The Visa patent application is just one wrinkle in a global effort that has seen a number of central banks focusing on digitizing their fiat. At least some of these efforts seem aimed at stanching the rise of cryptocurrencies, which proponents say can compete with traditional currencies because of their decentralized nature.
Earlier this month, Temasek Holdings, a state-owned investment firm in Singapore, joined Facebook’s Libra project, which has been working on digital currencies.

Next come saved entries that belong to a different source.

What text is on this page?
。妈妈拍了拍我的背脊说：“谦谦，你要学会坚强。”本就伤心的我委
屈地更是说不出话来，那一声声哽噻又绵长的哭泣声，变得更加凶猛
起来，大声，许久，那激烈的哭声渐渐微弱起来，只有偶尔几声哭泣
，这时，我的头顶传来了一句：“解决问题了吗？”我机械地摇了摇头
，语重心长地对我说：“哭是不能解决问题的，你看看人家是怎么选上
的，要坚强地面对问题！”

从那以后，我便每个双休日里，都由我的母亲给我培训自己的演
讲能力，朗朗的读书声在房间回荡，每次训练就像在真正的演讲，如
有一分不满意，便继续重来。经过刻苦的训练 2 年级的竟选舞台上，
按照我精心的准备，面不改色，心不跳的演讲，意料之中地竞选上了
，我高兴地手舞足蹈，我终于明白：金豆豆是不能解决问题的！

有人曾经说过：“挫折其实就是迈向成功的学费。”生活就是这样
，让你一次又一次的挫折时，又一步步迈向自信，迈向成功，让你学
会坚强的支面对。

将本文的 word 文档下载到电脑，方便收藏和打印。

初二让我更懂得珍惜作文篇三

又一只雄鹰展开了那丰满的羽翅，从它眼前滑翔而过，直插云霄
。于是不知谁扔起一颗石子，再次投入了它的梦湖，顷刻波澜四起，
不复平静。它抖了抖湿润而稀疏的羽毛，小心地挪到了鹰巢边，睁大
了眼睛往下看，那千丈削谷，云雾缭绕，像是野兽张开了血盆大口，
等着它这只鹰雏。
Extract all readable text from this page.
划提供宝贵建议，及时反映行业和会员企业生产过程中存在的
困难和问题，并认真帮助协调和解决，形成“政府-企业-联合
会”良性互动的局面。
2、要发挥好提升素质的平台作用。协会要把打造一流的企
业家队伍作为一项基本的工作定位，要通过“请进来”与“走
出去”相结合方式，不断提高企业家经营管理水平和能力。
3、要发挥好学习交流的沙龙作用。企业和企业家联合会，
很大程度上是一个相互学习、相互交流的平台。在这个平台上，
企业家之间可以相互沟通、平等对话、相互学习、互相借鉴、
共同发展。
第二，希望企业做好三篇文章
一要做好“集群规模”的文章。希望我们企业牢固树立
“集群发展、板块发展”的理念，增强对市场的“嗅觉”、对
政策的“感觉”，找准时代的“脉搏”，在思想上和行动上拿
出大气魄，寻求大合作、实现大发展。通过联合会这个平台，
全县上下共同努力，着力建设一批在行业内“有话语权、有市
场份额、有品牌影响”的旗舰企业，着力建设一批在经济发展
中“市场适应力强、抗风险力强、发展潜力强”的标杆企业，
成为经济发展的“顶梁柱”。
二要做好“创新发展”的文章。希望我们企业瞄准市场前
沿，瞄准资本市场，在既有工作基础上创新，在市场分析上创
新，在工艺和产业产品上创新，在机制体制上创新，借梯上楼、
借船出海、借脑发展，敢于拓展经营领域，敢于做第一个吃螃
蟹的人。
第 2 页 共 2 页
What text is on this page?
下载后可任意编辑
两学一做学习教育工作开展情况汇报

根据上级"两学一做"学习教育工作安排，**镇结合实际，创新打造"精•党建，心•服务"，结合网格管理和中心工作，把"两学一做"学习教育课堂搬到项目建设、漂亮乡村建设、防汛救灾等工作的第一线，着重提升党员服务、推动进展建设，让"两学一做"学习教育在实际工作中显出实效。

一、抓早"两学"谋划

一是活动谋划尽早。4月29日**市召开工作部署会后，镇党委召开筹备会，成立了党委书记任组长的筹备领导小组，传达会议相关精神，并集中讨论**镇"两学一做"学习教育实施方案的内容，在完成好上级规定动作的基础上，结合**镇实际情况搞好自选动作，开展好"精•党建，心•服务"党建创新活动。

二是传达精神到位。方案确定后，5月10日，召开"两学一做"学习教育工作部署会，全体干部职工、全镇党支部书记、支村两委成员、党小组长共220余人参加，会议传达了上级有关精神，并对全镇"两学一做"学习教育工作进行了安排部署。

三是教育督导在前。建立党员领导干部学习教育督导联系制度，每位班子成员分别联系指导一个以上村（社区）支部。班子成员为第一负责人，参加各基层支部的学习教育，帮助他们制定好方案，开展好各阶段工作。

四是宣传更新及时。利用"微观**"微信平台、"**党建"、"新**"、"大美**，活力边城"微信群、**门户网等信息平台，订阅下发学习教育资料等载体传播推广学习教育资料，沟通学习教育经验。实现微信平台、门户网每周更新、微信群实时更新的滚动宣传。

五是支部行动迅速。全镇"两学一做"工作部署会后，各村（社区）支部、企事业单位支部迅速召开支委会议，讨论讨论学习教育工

And yet there may be a wide gulf between exploration of digital currencies and their possible deployment. In remarks made this month to the Consensus 2020 virtual conference, European Central Bank Executive Board Member Yves Mersch noted that about 80 percent of 66 central banks queried by the Bank of International Settlements (BIS) are working on central bank digital currencies (CBDC).
Mersch noted that there is a “lack of a concrete ‘business case’” for central bank digital currencies right now, but that shouldn’t stop the serious exploration of how to design them.
“A wholesale CBDC, restricted to a limited group of financial counterparties, would be largely business as usual,” he said. “However, a retail CBDC accessible to all would be a game-changer. So a retail CBDC is now [the ECB’s] main focus.”
Mersch added that a retail CBDC could be based on deposit accounts with the central bank. “Though involving vast numbers of accounts, it would not be a particularly innovative option from a technological viewpoint. For the euro area, it would basically mean increasing the number of current deposit accounts offered from around 10,000 to between 300 million and 500 million.
“A CBDC of this nature would enable the central bank to register transfers between users, thereby providing protection against money laundering and other illicit uses (or those considered illicit by the rulers of the day), depending on the degree of privacy granted to users,” the ECB member said.
China is already in the midst of a pilot program that will trial a digital yuan with 19 firms, among them Subway, McDonald’s and Starbucks. The country expects to launch the digital currency later this year or early next year.
Should those efforts prove to be successful, we’d wager that the United States and other countries’ efforts toward digital currencies would accelerate, and the Visa patent filing might point the way toward joint public/private initiatives.
Add it all up, and the fate of fiat currency done electronically might be less a question of “whether” or even “why,” and more a question of simply “when.”